Vizcarra pierde riñón en Barbadillo y denuncia demora médica: la burocracia gana otra batalla
Vizcarra perdió su riñón izquierdo tras una cirugía en Barbadillo; denuncia demoras en su traslado médico y cuestiona las condiciones del penal.

Titular satírico: ¡Al penal se le escapó un riñón!
Lead: Martín Vizcarra, exmandatario y ahora turista a tiempo completo del penal de Barbadillo, ha confirmado que perdió su riñón izquierdo tras una intervención quirúrgica. Según él, la demorita en el traslado médico —esa misma que suele ganar medallas en concurridos concursos burocráticos— habría agravado su cuadro. Por supuesto, los pasillos del penal ya están haciendo fila para recibir el Oscar a la Excelencia Administrativa.
Mientras la noticia circula, los memes se multiplican y los administrativos del penal practican su mejor cara de póquer institucional: “Todo se hizo conforme al procedimiento”, dicen con la misma sinceridad con la que se agradece el pan en un velorio. Vizcarra, por su parte, no se queda corto y cuestiona las condiciones de su internamiento, lo que ha detonado una discusión nacional entre quienes creen que el Estado debe cuidar la vida de cualquiera (sí, incluso la de exgobernantes) y quienes creen que los traslados médicos son una aventura digna de reality show.
En el capítulo de lo absurdo, fuentes no verificadas desde el área de logística del penal aseguran que el riñón no fue robado sino que simplemente dijo "no más" y pidió traslado a una clínica con mejor señal de Wi‑Fi. Un vocero anónimo —identificado solo como "el que firma cuando hay que firmar"— declaró: "El órgano se declaró independiente y solicitó asilo político en la sala de emergencias".
Expertos autoproclamados han aportado una cifra reveladora: según la encuesta imaginaria del Instituto Nacional de Lo Increíble (INI), el 83% de las complicaciones médicas en penales empeoran cuando alguien dice "vamos a ver si hay carro". Otra estadística, igual de seria, confirma que el 100% de los riñones preferiría viajar en ambulancia con aire acondicionado y playlist de baladas suaves.
Las consecuencias políticas no se hacen esperar: la oposición promete pedir explicaciones, la burocracia promete investigar y después promete que investigará lo investigado, y el público promete tuitear hasta que alguien cambie la contraseña del Wi‑Fi del penal. Mientras tanto, Vizcarra exige respuestas concretas sobre por qué su traslado se demoró y cuestiona las condiciones del centro donde cumple condena, una queja que suena menos a drama y más a recordatorio incómodo: hasta la salud es papel moneda en manos de la burocracia.

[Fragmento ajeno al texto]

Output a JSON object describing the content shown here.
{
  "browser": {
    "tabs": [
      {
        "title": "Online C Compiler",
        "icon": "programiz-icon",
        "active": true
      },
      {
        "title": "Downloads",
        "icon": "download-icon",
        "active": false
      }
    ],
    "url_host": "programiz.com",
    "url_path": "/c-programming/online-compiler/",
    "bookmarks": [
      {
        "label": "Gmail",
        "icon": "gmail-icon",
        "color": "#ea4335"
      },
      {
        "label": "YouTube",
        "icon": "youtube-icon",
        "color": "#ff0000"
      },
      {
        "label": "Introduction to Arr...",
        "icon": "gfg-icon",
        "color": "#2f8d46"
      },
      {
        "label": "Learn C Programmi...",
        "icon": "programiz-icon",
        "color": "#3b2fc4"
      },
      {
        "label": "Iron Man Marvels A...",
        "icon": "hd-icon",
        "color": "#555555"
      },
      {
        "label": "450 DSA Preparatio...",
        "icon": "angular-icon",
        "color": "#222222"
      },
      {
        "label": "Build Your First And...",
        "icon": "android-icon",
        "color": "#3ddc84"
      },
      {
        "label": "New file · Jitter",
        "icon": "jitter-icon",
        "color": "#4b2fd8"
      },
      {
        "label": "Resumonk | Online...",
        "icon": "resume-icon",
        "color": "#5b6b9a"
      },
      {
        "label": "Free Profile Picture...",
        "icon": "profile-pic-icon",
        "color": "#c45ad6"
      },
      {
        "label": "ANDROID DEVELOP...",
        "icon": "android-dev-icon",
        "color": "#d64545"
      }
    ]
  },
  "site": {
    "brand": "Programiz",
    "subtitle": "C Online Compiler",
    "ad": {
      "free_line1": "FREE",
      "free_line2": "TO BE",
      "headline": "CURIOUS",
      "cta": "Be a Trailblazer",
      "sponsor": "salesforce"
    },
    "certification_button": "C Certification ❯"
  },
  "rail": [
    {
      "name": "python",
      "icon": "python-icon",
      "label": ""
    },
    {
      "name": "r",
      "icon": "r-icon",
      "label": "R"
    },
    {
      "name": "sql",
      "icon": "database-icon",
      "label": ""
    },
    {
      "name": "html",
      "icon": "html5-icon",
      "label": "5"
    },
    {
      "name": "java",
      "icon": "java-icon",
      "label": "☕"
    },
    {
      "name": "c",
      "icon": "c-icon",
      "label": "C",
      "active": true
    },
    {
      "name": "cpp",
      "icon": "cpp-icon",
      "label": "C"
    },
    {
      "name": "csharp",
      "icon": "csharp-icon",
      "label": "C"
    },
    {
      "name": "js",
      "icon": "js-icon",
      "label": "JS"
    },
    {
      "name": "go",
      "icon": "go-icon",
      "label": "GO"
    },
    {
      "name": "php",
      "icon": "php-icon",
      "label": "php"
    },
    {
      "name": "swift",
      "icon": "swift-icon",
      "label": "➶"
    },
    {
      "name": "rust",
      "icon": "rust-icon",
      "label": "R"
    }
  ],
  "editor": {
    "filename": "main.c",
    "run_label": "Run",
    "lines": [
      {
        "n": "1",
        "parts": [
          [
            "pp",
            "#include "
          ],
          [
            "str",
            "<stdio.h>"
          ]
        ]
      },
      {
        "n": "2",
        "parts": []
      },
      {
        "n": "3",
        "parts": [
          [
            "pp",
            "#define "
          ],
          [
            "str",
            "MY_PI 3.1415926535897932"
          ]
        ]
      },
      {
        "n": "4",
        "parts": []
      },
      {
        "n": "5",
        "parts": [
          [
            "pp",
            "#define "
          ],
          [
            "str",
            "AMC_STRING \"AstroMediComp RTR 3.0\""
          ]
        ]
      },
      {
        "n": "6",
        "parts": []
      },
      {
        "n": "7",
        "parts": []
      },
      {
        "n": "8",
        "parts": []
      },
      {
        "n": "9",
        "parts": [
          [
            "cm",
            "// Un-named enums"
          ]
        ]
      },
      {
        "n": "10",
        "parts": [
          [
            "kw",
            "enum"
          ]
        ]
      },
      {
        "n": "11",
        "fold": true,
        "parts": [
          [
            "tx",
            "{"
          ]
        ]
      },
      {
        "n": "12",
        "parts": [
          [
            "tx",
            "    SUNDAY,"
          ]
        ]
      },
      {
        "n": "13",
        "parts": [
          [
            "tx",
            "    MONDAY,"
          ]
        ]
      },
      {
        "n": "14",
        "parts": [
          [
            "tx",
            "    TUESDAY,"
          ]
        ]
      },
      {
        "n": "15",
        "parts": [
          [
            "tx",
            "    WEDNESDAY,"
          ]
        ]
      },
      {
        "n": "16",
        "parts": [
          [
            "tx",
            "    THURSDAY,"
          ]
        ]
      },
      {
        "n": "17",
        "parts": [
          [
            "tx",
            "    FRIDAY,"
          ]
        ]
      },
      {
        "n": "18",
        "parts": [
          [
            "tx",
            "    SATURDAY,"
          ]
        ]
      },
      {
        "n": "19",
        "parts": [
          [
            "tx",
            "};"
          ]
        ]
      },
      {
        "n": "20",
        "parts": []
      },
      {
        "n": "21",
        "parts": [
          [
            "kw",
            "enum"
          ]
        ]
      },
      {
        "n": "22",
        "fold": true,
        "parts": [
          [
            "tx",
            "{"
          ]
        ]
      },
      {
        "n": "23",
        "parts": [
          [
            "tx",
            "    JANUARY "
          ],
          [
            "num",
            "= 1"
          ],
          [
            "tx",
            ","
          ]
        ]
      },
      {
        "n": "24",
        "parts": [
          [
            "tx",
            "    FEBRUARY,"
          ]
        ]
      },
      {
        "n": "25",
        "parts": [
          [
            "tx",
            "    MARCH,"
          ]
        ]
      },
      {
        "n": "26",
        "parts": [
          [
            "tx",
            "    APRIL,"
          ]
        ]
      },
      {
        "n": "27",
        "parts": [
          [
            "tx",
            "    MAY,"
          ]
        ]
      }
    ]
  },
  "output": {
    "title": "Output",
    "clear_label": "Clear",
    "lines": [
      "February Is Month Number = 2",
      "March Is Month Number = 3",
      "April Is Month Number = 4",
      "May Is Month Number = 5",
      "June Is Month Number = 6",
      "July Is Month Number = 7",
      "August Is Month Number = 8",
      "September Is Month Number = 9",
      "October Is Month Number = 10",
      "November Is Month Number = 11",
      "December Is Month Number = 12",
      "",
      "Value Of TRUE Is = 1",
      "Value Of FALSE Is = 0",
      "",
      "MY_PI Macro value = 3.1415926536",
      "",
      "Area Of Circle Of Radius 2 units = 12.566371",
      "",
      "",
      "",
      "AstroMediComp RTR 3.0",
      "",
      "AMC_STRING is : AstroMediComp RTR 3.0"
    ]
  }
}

Conclusión paródica: Si antes el debate sobre prisiones era un rompecabezas, ahora pinta como un teatro de esperpentos donde el protagonista pierde un órgano y la burocracia, sus aplausos. En el Gran Circo Nacional, alguien debería recordar que los traslados médicos no son una actividad deportiva ni una competencia de paciencia.
Cita fake para cerrar: "Según un sondeo secreto del Instituto de Asuntos Ridículos, 9 de cada 10 riñones recomiendan evitar Barbadillo si uno aprecia su filtrado renal", dijo un analista que pretendía no ser tomado en serio y fue tomado aún menos.
Dato absurdo final: En una encuesta hecha en el baño del penal, el 67% de los internos afirmó que preferiría cambiar turnos de patio antes que enfrentarse a la logística de un traslado médico. Conclusión: si quiere conservar sus órganos, evite la burocracia... y lleve snacks.